Dear Compliance Professional,
Recently the SEC tightened its rule on investment advisory performance fees by raising the net worth requirement for investors who pay performance fees and by excluding the value of the investor’s home from the net worth calculation.
This follows on the heels of the SEC excluding the value of an investor’s home from the net worth calculation when determining accredited investor status. Without making this change, there could have been instances when an investor would meet the (ostensibly) higher qualified client standard, but not the (ostensibly) less stringent accredited investor standard.
Under the SEC’s rule, registered investment advisers may charge clients performance fees if the client’s net worth or assets under management by the adviser meet certain dollar thresholds. Investors who meet the net worth or asset threshold are deemed to be “qualified clients,” able to bear the risks associated with performance fee arrangements.
The revised rule will require “qualified clients” to have at least $1 million of assets under management with the adviser, up from $750,000, or a net worth of at least $2 million, up from $1.5 million. In addition, the revised rule will exclude the value of a client’s primary residence and certain property-related debts from the net worth calculation.
A new grandfather provision to the performance fee rule will permit registered investment advisers to continue to charge clients performance fees if the clients were considered “qualified clients” before the rule changes.

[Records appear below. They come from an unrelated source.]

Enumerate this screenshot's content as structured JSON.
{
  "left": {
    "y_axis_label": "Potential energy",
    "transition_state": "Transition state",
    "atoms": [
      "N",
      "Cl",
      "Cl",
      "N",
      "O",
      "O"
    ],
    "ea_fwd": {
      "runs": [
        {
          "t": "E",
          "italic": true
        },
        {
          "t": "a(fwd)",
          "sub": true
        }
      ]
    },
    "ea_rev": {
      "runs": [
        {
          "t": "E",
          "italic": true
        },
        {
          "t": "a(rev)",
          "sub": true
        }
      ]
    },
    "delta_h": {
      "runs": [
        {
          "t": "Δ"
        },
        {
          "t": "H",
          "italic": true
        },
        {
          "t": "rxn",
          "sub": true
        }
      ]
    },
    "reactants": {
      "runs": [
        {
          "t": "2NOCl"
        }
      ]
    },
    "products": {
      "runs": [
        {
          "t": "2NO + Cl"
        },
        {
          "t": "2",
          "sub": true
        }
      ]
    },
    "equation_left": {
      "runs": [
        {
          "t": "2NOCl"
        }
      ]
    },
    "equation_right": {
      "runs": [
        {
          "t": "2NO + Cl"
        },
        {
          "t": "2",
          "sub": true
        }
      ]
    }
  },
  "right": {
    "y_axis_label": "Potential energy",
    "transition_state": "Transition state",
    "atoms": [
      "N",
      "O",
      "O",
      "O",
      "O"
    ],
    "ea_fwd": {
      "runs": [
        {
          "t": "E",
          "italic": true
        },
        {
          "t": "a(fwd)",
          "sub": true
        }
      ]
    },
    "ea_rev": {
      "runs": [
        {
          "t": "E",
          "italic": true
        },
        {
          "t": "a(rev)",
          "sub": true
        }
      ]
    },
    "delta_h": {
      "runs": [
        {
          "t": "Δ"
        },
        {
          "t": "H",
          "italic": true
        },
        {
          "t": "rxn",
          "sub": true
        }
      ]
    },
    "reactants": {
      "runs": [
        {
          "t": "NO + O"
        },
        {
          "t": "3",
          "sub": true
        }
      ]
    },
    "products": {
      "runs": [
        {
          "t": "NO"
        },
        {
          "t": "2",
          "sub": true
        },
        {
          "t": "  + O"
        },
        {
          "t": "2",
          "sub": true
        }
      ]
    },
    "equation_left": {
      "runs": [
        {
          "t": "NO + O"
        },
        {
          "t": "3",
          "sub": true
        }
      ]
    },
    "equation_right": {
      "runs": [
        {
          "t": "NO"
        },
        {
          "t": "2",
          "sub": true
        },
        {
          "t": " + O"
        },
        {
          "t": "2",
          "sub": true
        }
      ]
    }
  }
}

In addition, the grandfather provision will permit newly registering investment advisers to continue charging performance fees to those clients they were already charging performance fees.
Finally, the revised rule provides that every five years, the SEC will issue an order making inflation adjustments to the dollar thresholds used to determine whether an individual or company is a qualified client, as required by the Dodd-Frank Act.
The rule amendments will take effect 90 days after publication in the Federal Register, but investment advisers may rely on the grandfather provisions before then.